Another day he was again in despair. “Well, it will just have to be war.”

But I would not hear the word. To all the Turks, Riza Nour, Tewfik, Hikmet, I say the same. “We are both in the wood. We must walk round and round, until we have found a way out.”

It may sound paradoxical, but, while there is absolutely no offence to British prestige in the National Pact that is worth shedding one drop of human blood to remove, it yet stands for such vital ideals, means so much, and has been achieved with such grand courage and self-sacrifice, that the Nationalists must uphold and defend it to the bitter end. That is the “problem” of Lausanne.

There is, however, no reason why, if foreigners are afraid to trust themselves, and the capital, in a Turkey governed by Turks (without “protection,” which means “interference”) they should not leave the people to find their own way towards commercial and political stability.

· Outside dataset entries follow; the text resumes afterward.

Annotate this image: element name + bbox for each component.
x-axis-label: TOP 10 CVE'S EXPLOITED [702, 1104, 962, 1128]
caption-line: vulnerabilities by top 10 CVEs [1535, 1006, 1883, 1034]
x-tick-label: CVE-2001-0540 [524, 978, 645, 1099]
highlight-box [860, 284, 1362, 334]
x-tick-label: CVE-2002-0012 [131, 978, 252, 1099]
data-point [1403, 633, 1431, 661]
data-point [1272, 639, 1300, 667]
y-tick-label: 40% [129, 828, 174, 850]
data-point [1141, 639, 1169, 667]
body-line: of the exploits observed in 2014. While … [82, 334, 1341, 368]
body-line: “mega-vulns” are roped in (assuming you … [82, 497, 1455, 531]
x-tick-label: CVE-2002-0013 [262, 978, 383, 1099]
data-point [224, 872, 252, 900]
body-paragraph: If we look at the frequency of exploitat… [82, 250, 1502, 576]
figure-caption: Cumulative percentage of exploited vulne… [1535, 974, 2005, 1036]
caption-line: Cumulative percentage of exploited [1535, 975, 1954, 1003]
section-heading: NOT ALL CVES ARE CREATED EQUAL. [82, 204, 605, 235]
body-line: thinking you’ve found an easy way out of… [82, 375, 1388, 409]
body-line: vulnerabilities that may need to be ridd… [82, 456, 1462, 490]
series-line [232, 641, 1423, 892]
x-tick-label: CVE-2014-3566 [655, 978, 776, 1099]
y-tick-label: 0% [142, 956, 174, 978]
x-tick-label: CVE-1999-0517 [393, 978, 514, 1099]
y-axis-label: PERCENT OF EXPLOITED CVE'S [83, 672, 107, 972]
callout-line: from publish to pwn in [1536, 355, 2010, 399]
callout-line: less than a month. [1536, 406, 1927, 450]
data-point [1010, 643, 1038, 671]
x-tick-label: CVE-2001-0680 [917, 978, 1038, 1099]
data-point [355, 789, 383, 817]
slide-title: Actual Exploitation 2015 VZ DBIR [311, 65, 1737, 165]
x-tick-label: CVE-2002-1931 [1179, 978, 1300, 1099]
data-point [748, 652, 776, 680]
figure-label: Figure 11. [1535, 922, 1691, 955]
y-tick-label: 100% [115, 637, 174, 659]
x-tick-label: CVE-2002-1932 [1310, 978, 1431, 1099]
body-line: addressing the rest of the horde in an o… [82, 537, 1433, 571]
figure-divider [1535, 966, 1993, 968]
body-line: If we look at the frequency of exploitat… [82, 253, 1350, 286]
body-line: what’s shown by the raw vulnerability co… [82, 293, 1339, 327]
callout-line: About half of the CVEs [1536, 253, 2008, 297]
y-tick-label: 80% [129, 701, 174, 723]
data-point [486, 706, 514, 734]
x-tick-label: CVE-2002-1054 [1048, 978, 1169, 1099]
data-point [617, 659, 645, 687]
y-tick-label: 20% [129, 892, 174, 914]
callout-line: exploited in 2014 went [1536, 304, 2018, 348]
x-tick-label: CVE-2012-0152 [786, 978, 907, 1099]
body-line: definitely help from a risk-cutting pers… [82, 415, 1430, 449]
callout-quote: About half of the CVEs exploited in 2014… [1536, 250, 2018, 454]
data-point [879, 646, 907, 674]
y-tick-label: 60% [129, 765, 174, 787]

Lord Curzon, naturally, told me nothing; but his questions enabled me to guess at what he wished and intended to achieve. Perhaps I have guessed wrongly.

Is he not anxious to keep Mosul, from fear of Russia. We could buy the oil, and the Turks would gladly sell it. Also a promise to Arabs has been broken before now; and if our bungling has led Turkey into a temporary alliance with Russia, no one knows what will come of the German-Jew Soviets. Maybe, we have far more need to protect India from them, than to stand on our dignity with “new” Turkey.

The British Empire was founded, and can only survive, on Trust. It is a poor policy that dare not act for fear of backing “the wrong horse.” It is a criminal policy, when hesitation means war and the loss of millions of lives.

Lord Curzon’s association with the Coalition has sadly shaken his high repute for “good faith”; and unless he can see his way to come forward frankly for a “free and independent” Turkey, the Nationalists will fight in their own defence.

There seem to me too many “Commissions” at Lausanne. Closer contact between Lord Curzon himself and those able men, Djavid and Hamid Bey, as well as Ismet Pasha, would surely not only go far to restore their confidence in his good faith, but enormously “speed up” decisions on the essential problems that need to be promptly settled.